Double Trouble aerial

Double Trouble takes the lead, but three teams within striking range with one race left (photo by Daniel Forster/Rolex)

San Francisco, CA – With only one race remaining to determine the winner of the 2013 HPR National Championship title and a new Rolex timepiece, four teams remain within 7 points of the new class leader, Peter Krueger’s J/125 Double Trouble. If tomorrow is anything like today, this margin is not safe in this fleet, where even the top teams can run into trouble to drop them back into the pack.

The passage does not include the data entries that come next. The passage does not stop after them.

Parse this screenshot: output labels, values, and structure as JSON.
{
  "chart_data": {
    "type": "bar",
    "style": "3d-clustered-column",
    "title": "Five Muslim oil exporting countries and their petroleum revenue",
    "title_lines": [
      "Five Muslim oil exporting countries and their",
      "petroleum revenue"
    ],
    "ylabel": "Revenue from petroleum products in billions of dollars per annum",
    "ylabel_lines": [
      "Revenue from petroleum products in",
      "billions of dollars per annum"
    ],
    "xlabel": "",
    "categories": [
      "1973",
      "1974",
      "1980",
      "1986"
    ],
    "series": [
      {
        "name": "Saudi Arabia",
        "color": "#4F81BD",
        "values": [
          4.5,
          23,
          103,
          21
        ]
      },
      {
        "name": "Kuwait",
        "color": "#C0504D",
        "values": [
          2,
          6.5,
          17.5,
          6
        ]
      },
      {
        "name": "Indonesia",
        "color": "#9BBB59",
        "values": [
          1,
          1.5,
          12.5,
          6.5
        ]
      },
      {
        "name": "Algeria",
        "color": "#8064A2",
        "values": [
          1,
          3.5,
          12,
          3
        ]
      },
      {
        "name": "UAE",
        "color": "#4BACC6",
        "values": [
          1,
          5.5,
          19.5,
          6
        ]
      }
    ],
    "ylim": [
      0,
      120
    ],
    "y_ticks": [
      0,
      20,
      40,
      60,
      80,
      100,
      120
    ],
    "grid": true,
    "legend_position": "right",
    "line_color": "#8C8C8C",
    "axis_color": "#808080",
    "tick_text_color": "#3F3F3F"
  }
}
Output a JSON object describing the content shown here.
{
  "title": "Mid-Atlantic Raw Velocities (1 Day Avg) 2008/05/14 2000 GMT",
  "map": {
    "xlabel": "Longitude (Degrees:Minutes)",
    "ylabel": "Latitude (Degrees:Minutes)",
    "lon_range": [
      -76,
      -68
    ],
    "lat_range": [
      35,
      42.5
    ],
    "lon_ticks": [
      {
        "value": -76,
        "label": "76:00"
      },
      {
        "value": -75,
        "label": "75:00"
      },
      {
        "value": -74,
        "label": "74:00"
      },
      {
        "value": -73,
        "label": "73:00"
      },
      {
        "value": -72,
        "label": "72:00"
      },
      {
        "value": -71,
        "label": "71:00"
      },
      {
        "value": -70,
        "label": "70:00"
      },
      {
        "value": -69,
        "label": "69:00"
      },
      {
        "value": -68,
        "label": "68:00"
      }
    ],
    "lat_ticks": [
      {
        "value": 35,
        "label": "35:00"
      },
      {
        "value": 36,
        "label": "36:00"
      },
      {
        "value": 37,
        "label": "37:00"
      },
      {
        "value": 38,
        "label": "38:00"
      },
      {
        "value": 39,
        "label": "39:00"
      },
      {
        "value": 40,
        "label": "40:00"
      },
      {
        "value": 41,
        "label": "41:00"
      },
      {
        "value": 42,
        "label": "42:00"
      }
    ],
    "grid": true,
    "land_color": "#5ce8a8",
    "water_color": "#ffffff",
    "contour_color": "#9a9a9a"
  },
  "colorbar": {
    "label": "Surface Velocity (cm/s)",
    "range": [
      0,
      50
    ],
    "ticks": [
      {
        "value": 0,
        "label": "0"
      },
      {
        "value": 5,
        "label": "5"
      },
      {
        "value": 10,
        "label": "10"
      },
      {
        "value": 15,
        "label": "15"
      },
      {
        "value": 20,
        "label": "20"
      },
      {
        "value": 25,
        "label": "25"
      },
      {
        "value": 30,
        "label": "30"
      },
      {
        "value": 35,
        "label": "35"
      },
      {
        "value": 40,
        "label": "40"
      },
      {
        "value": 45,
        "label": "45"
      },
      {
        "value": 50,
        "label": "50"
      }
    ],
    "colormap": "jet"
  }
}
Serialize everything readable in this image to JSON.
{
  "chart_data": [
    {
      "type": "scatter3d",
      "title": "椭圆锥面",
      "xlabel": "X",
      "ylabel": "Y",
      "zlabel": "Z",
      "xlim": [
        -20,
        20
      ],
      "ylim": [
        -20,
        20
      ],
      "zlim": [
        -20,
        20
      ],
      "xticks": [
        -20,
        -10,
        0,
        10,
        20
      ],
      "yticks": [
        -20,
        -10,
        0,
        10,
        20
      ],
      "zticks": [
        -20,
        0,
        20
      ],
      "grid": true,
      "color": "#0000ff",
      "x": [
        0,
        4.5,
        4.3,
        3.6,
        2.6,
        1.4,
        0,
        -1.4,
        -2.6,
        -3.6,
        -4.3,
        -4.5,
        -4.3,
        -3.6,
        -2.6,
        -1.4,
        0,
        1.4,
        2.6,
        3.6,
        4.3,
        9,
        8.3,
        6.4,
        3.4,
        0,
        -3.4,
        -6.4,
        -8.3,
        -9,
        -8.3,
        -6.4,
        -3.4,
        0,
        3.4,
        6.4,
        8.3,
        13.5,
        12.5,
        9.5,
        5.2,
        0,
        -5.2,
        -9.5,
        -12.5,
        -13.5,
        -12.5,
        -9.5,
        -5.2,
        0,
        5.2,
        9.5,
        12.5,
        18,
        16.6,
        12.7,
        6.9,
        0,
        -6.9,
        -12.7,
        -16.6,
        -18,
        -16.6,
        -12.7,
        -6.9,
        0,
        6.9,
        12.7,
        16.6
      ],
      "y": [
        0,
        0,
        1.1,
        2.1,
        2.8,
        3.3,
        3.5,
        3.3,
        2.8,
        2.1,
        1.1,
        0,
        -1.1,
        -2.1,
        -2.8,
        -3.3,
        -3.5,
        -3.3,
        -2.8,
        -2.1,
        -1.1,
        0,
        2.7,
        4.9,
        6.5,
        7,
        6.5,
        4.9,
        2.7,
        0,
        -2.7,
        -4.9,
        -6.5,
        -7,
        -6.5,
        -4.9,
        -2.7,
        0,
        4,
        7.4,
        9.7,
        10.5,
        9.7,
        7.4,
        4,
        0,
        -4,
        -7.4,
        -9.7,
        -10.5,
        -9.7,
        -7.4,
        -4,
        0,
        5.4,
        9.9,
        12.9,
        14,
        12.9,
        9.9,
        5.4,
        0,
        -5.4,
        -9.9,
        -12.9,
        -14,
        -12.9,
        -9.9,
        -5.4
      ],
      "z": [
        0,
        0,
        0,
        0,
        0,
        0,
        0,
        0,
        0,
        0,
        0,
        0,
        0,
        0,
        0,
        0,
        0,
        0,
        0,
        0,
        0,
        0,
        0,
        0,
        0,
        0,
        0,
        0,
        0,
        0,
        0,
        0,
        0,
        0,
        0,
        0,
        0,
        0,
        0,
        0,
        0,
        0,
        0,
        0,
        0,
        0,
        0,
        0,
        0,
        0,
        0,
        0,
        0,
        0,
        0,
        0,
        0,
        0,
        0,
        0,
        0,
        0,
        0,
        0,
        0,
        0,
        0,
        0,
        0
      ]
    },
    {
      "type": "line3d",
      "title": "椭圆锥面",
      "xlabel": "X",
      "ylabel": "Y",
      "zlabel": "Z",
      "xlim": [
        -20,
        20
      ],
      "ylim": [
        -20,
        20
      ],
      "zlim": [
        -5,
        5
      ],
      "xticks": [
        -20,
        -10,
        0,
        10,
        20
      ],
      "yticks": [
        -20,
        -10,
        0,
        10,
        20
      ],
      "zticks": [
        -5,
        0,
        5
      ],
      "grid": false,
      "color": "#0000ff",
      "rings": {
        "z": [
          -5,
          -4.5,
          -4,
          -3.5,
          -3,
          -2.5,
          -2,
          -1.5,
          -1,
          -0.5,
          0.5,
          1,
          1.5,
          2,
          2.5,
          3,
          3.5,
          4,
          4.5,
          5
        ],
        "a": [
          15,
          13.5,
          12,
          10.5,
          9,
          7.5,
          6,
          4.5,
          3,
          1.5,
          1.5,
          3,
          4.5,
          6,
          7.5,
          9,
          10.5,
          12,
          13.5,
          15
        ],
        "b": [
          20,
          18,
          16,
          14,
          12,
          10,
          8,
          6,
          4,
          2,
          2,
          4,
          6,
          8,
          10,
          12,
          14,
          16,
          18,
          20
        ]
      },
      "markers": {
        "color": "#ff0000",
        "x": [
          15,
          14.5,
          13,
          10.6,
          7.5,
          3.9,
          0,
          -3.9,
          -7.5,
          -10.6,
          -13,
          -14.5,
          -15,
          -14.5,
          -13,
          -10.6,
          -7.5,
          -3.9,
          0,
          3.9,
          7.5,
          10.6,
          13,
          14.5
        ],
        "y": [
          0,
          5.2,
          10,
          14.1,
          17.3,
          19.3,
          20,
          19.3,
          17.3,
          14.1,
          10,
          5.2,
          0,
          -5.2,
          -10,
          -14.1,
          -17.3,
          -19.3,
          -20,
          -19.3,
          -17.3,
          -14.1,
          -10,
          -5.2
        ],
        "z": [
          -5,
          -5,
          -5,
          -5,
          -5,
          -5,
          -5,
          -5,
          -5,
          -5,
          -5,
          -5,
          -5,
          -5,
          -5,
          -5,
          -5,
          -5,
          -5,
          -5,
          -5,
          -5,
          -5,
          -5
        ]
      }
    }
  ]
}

This happened with the early series leader, Daniel Thielman’s R/P 44 Tai Kuai, who led the pack into the bottom gate in the first race of the day, but rounded in the wrong direction and had to go back and re-round properly. The mistake forced them back to last place in corrected time, the worst result yet for this team. Don Payan’s MC 38 Whiplash made a similar mistake, but did not go back, so their first place in corrected time got replaced with a RAF (Retired after Finish) and 9 points on the scoreboard.

Tai Kuai mark rounding

(photo by Daniel Forster/Rolex)

Even Krueger’s team had their share of errors, when at a windward mark rounding they got caught in traffic, forcing them to hit the mark and having to do a penalty turn. This cost them enough time to lose a few places in an otherwise tight race.

But the misfortunes of some created opportunities for others, including Bernie Girod’s Farr 400 Rock & Roll, who earned their first victory in the first race, and Richard Courcier’s Farr 36 OD Wicked who had their best result yet with a second place.

Wicked close-in kite

(photo by Daniel Forster/Rolex)

The most consistent team in the last two days has been Tim Fuller’s J/125 Resolute, who has earned a credible third place in every one of the last four races, and is now tied with Rock & Roll in third place in the standings, seven points from the lead. And in tomorrow’s one long race scheduled to start at 1100 local time, anything can happen, as the course will feature nearly every angle of sail as the class romps around in the so-called “Bay tour.”